Colombia has finally signed a peace deal with the oldest insurgency in the Western Hemisphere. But with the country’s criminal economies as strong as ever, the armed conflict is far from over.

Emotions ran high as Colombian President Juan Manuel Santos and the Commander-in-Chief of the Revolutionary Armed Forces of Colombia (Fuerzas Armadas Revolucionarias de Colombia – FARC) Rodrigo Londoño Echeverry, alias “Timochenko,” sealed a historic peace treaty on September 26, putting a symbolic end to the continent’s longest-running civil war.

As the world watched the ceremony unfold in the emblematic city of Cartagena, guerrilla leader Timochenko apologized to all the victims the FARC may have harmed, and vowed that the guerrillas would abandon their weapons to become a political movement.

President Santos then quoted Colombia’s national anthem in his final words to the crowd: “This is the end of the terrible night, and of the violence that has kept us in its shadow for over half a century.”

“Today I invite you all…to open our arms, our eyes, our minds, and welcome the new day. Let us open our hearts to the new dawn…the dawn of peace, the dawn of life,” the president concluded.

YouTube video

The signing ceremony in Cartagena, Colombia

Getting to this point was not easy. Government and guerrilla delegates — accompanied by international guarantorssat at the negotiating table in Havana, Cuba for four long years to reach deals on agricultural reform, drug policy, fighting organized crime, the participation of the FARC and marginalized social groups in politics, transnational justice, and reparations for victims.

As the two figureheads penned their names onto the final accord at sundown in the Caribbean port city, Colombia prepared itself for its next challenge: implementing the agreements and building peace across the country.

The rest of the world also prepared.

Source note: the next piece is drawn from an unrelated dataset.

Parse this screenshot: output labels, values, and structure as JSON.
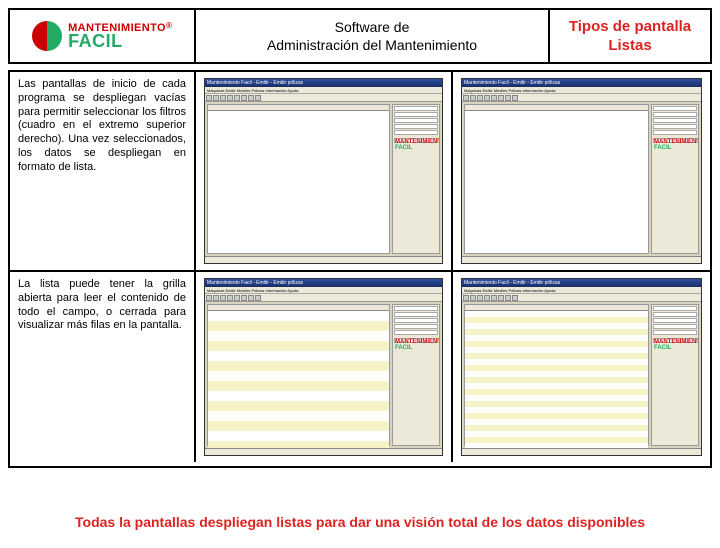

Following the signing, the European Union suspended the FARC from its list of terrorist organizations, which the guerrilla group had been on since 2002.

That same day, US Secretary of State John Kerry said that the US government would consider removing the FARC from its own list of terrorist organizations, as long as the guerrillas keep to the peace agreement.

Discussing the country’s illegal drugs issue, US Ambassador to Colombia Kevin Whitaker said that the United States accepted Colombia’s decision to suspend the aerial fumigation of illegal crops, but that both countries now needed to focus on other effective means of reducing cultivations, RCN Radio reported.

Whitaker highlighted four key strategies: increasing eradication, destroying laboratories, reducing US market demand and offering farmers alternatives to illicit crops.

InSight Crime Analysis

The FARC’s departure from the battlefield will not bring the country’s internal conflict to an end. Indeed, building a “post-conflict” Colombia promises to be just as challenging a task as the negotiations, not least due to the huge criminal bounty offered by illicit activities like illegal mining and the drug trade.

For one, other illegal armed groups, including the FARC’s guerrilla cousins in the National Liberation Army (Ejército de Liberación Nacional – ELN) as well as drug trafficking organizations, will inevitably take advantage of the FARC’s demobilization to take over their former territories. And there is a high risk that elements of the FARC — up to 30 percent, according to InSight Crime estimates — will ignore the peace deal and continue involvement in criminal activities.

Colombia’s thriving cocaine trade may well be the main driver of the country’s new criminal dynamics, and the greatest threat to future peace. Coca cultivations have more than doubled since the peace talks began, partly due to President Santos’ controversial decision to halt aerial spraying, and the country is now producing at least 650 metric tons of white powder a year.

This huge market will both fund a new generation of dissident guerrillas and fuel heightened conflict between armed groups seeking to control the illegal trade. Such a scenario poses a serious threat to the state’s mission of establishing governance in areas where the FARC has been the only de facto authority for decades. The government will need to work hard to effectively implement promised drug policy reforms if it wants to stop other groups from picking up where the FARC left off.

SEE ALSO: Coverage of Colombia’s Peace Process with the FARC

But the “post-conflict” project has already come up against more immediate obstacles. The FARC and the government appear to be divided regarding when the guerrillas’ disarmament process should begin. According to the text of the final agreement, so-called “D-Day” coincides with the signing of the pact, on September 26. Over the following eight days, the FARC should begin handing over information on its weapons and troop numbers to United Nations observers and begin moving to concentration zones, where they will officially disarm.

However, chief FARC negotiator Iván Márquez has already suggested that D-Day may be delayed until after an amnesty for guerrillas is set into law by the Constitutional Court — a process that could take weeks if not months. The importance of this date is crucial, as the more the FARC delay in concentrating troops, the more time they have to re-organize their criminal economies and redistribute their weapons.

What appears to be certain — especially if the FARC is no longer considered a terrorist organization — is that any guerrilla dissidents will lose all political status and be treated as purely criminal outfits. Government officials have already made it clear that such groups will be confronted with the full force of the military.